Dienstag, 2. März 2010

Linksradikale Chaoten planen Randale gegen 1000 Kreuze Aktion in Münster

Die Linksradikalen haben offenbar Angst vor den Lebensrechtlern, denn „Leider gewinnen sie immer mehr an Einfluß“. So schreibt eine Aktionsplattform gegen die Antiabtreibungs-Demonstration in Münster.

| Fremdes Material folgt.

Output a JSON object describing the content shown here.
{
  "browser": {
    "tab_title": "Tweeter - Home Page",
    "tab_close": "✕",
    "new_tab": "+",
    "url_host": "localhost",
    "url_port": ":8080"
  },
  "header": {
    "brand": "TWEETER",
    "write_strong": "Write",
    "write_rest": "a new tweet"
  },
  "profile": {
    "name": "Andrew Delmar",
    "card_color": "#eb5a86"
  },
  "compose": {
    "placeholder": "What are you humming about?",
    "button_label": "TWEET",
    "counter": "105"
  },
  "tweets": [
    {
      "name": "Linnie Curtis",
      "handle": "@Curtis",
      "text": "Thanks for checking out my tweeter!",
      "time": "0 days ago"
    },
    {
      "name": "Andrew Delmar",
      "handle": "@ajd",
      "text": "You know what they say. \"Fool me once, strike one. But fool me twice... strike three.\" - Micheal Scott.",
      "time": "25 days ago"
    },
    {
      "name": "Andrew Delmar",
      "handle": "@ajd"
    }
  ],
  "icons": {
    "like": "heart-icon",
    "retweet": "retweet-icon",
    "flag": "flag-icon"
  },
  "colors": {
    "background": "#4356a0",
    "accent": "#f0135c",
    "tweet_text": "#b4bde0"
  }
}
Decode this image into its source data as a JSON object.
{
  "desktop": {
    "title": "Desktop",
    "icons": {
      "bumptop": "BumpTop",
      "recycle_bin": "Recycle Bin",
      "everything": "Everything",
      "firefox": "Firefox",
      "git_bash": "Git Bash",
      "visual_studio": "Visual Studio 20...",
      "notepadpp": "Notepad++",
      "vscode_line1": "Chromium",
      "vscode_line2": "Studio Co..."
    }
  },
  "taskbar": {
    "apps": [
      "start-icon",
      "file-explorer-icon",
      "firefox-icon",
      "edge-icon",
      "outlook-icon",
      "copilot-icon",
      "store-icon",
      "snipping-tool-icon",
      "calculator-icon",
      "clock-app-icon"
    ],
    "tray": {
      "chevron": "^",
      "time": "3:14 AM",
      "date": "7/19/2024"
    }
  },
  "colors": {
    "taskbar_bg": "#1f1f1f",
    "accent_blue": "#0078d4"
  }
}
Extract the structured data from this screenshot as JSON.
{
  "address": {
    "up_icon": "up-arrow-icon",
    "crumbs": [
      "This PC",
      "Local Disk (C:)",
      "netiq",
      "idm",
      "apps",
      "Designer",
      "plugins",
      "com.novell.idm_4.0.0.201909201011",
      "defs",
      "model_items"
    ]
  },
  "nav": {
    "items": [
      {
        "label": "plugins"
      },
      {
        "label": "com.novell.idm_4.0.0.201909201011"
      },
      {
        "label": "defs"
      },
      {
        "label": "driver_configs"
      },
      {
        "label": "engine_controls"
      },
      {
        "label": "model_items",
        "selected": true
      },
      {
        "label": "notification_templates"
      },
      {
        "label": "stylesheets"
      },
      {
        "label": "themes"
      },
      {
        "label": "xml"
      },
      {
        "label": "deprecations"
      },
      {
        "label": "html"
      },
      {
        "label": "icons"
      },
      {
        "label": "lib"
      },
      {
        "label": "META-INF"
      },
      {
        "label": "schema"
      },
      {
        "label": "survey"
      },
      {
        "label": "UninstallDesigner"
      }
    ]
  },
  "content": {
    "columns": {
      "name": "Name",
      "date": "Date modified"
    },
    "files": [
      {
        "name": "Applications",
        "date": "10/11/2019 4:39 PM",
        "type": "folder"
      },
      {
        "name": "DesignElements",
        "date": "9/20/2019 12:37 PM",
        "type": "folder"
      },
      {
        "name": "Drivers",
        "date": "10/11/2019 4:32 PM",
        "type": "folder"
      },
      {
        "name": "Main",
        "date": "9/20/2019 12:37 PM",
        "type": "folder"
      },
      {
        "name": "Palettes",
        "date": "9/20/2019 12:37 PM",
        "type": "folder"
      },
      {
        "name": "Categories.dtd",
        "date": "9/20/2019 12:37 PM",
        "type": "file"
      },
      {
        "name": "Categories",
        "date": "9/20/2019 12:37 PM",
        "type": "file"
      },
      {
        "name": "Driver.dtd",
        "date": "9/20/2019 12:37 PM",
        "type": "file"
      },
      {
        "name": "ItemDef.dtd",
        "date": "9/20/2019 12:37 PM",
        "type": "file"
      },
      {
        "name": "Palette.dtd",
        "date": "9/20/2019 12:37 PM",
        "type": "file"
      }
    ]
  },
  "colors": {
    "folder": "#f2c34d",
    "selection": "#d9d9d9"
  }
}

Schon in den vergangenen Jahren haben die Chaoten Lebensrechtler-Demonstrationen in Münster gestört. Letztes Jahr kam es zu vielen Verhaftungen, da sie mehrere Stunden lang eine angekündigte und legale Demonstration behindert und zum Teil gegen das Vermummungsverbot verstoßen haben. Es bezeichnend, daß die Linksradikalen wenig bis gar nichts vom Demonstrationsrecht halten, das sogar Verfassungsrang hat.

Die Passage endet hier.